Culture can also be understood through an interpretation of one's world, through one's cognitive processes, or through a person's understanding of their world, which is linked to their symbolic interactions (Jirwe, Gerrish, & Emami, 2006). “Since cultural background greatly affects several aspects of people's lives, i.e. their beliefs, language, religion, family structure and body image, this must be considered when caring for people from other cultures” (Jirwe, Gerrish, & Emami, p. 12).
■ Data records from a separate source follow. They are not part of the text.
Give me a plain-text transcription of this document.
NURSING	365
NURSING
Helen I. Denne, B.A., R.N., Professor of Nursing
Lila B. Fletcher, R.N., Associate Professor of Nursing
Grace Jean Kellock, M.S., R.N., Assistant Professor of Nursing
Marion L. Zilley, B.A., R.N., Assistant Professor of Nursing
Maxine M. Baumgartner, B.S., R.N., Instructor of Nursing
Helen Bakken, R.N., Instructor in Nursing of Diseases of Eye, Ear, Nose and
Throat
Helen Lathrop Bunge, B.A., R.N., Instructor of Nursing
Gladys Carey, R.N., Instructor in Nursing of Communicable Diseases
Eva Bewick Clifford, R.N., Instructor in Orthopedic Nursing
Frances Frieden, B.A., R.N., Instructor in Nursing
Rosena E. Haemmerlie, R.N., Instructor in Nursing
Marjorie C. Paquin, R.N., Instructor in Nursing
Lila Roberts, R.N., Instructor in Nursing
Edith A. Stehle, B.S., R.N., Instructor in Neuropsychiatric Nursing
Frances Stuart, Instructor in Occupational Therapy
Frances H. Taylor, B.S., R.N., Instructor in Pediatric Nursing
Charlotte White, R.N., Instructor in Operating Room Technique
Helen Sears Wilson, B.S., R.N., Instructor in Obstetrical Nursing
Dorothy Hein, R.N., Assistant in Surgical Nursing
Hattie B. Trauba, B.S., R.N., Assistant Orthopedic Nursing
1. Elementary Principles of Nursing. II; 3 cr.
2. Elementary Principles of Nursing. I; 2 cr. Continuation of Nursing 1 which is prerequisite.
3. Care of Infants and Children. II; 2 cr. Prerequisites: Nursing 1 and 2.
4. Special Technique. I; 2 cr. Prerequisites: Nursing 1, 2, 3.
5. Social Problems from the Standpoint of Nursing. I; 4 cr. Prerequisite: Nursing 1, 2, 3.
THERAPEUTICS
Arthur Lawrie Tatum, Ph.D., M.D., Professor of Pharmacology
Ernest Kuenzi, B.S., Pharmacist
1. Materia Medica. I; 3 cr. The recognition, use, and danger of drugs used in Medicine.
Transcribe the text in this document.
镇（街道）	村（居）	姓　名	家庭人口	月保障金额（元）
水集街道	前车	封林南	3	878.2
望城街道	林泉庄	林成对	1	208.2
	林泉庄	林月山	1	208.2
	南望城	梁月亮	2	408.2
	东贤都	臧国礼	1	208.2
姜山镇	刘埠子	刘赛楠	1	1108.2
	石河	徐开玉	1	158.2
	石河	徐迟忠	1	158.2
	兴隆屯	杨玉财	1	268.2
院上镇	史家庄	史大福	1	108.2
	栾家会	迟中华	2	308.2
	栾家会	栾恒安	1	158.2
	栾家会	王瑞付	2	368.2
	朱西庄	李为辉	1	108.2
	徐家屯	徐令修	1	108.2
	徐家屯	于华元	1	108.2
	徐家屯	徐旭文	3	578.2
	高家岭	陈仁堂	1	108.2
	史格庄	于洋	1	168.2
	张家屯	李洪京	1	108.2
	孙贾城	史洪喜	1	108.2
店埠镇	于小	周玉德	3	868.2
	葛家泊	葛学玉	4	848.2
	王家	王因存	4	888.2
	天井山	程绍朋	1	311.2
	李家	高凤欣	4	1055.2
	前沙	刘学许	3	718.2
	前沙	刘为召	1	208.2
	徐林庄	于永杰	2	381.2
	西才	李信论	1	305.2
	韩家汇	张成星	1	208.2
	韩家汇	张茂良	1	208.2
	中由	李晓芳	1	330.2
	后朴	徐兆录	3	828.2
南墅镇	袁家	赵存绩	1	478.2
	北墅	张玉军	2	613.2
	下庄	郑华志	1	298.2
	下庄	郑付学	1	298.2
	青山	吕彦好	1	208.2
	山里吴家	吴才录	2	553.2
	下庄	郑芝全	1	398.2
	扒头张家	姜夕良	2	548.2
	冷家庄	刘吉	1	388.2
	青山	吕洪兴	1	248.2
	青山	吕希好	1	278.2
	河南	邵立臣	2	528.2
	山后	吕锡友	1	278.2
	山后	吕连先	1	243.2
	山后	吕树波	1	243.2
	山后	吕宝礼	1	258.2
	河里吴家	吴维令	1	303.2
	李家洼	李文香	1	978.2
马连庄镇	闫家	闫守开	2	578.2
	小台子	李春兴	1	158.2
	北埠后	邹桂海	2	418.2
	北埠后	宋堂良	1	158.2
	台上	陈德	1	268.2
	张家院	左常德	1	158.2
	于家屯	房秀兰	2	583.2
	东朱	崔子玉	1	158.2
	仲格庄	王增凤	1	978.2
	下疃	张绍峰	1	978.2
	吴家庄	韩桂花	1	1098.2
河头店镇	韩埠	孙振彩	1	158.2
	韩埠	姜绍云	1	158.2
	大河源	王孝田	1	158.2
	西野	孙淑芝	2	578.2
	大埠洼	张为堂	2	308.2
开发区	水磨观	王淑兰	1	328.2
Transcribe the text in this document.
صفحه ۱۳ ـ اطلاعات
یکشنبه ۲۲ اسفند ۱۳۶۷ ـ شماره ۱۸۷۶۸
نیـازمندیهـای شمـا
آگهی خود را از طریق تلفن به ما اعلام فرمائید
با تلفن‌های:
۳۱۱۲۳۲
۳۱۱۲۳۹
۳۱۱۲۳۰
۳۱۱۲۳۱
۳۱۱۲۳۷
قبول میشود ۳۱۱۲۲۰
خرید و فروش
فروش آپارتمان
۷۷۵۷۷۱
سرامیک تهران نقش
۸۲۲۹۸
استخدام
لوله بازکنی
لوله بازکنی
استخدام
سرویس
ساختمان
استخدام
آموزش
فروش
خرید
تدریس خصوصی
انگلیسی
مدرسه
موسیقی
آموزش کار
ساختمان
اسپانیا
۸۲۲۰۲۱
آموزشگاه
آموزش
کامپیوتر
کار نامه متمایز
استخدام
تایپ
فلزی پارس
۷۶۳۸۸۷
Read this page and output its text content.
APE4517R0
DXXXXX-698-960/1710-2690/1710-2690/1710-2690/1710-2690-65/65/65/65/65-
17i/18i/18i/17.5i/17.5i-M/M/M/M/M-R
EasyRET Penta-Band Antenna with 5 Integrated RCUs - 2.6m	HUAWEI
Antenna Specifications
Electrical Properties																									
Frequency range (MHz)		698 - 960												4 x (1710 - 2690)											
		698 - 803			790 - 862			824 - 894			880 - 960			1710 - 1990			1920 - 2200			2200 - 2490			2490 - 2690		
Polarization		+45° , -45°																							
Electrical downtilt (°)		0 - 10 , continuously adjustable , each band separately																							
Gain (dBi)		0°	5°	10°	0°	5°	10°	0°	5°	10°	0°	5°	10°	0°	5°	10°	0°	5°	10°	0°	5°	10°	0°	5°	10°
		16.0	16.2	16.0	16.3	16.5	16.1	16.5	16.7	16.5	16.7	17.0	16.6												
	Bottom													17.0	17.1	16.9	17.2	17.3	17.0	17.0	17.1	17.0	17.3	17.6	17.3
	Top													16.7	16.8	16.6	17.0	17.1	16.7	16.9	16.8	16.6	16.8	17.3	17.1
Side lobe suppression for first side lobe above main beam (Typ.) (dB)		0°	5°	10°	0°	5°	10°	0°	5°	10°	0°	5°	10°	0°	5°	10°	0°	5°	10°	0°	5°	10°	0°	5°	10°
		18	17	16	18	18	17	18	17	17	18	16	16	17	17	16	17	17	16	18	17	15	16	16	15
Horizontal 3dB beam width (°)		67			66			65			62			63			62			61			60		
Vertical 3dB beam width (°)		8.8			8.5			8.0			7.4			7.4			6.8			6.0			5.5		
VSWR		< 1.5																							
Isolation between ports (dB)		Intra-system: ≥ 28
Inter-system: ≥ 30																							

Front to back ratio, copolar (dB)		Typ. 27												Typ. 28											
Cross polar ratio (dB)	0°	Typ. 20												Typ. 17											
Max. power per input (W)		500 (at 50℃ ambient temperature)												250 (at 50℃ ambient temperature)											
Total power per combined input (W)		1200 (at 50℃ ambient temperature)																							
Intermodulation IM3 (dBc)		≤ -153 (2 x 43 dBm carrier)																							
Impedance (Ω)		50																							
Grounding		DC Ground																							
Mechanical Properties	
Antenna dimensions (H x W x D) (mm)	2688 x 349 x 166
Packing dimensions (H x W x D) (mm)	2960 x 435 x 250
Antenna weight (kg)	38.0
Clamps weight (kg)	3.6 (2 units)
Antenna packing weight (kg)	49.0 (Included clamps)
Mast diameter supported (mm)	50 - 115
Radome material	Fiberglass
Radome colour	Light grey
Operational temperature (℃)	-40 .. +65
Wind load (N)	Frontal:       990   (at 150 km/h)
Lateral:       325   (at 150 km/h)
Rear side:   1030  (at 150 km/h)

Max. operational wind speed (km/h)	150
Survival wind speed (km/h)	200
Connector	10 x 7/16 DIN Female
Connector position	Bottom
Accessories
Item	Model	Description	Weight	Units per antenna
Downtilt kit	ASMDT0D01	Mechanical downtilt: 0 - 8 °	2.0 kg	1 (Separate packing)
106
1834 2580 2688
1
Cultural competence is a way of practicing one’s profession by being sensitive to the differences in cultures of one’s constituents and acting in a way that is respectful of the client’s values and traditions while performing those activities or procedures necessary for the client’s well-being (DeChesnay, 2008). It takes into account the cultural differences between the nurse and the patient, while meeting the needs of the patient.
We have chosen to deliberate on the Amish culture because due to their beliefs, lifestyle and isolation from the modern world, much mystery surrounds their culture and many nurses are unable to relate to their culture, understand it, or practice culturally competent care (Jirwe, Gerrish, & Emami, 2006, ).
Amish families have purposely separated themselves from the advancing modern society that surrounds them and refuse to depend on outside help in order to survive (Baker, 2007). This seems such a rebellious and alternative way of life that is hard for many people to understand (Baker).